I just never was one of those persons who thought of pets as family members. I abhor the practice of being called “Dad” to an animal – that won’t change – and I guffawed at a time when a coworker sneaked her dog into a vacant conference room when we were on high alert for an approaching hurricane.

During my days of developing new content ideas at the Orlando Sentinel, one of my coworkers, Ann Hellmuth, a shrewd and acclaimed editor, often pushed the idea of developing and marketing pet obits for owners who wanted to celebrate the passing of their beloved Fidos and Fluffies.

Ann loved animals of all sorts, and later in her career, when she was both a senior editor and a senior citizen, she developed a wildly popular animal lovers blog that drew huge traffic to our newspaper’s Web site.

So I took Ann’s idea through the planning stages – if not exactly to heart – and thought it had potential to be a money-maker. Alas, her notion never could get the right traction with the right people, and now I wonder if I had been more personally consumed by the concept if I might have helped.

Because now I reallyunderstand.

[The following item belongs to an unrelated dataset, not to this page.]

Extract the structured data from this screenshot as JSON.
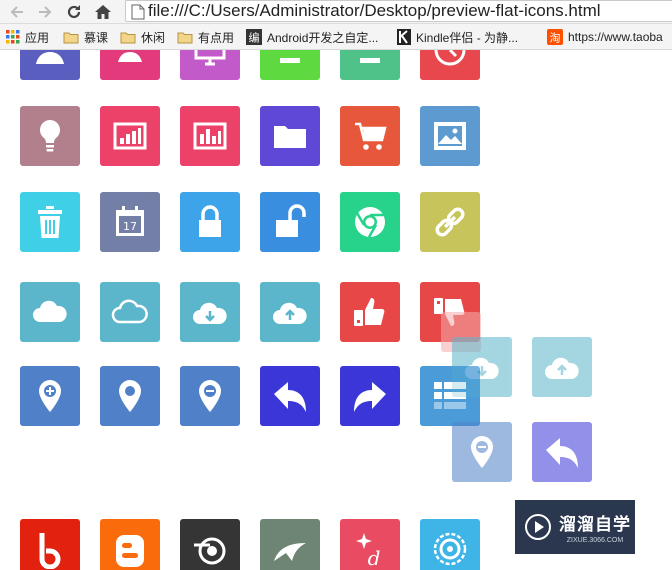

I see why someone would want to memorialize a longtime pet

We only became aware that Scout was sick in the past week. She was off her feed, as it were, and not quite as yappy, though her stubby tail still moved at blinding speed at nearly any provocation.

After she began to get sick with what she did eat, my wife and I took her to the vet, and Melissa Lipps, bless her, solemnly and tearfully told us that Scout wasn’t going to get better, that treatment was almost useless. “Take her home and try to get her to eat anything and love her.” Or at least she said something to that effect. Stunned ears don’t record so well.

A day later, we had to break the news to the kids, and we watched as Scout’s condition deteriorated rapidly, until my wife, familiar with these things, said it was time.

On Saturday morning we took her into the office. My 5-year-old wanted to remain in the room, Her brother did not. After a few minutes, Scout was at peace, and the humans were dying.

You will agree that this was a sad time, but you would add a dose of perspective. You would note that the loss of a 6-year-old dog is a mere cold compared to the catastrophic illness that comes with learning that your 6-year-old child had been shot to death in her classroom at school.

No, there is no horror that could compare to what happened in Newtown, Conn., the unimaginable news overpowering every element of us.

But with that impenetrable darkness shadowing our souls came some sunlight:

On Friday afternoon, God had 20 new children who needed some comfort and care.

And there would be no more loving candidate than the tail-wagging little Schnoodle we sent to him on Saturday.

Those children had a new playmate, and in that there is some peace for those of us left behind.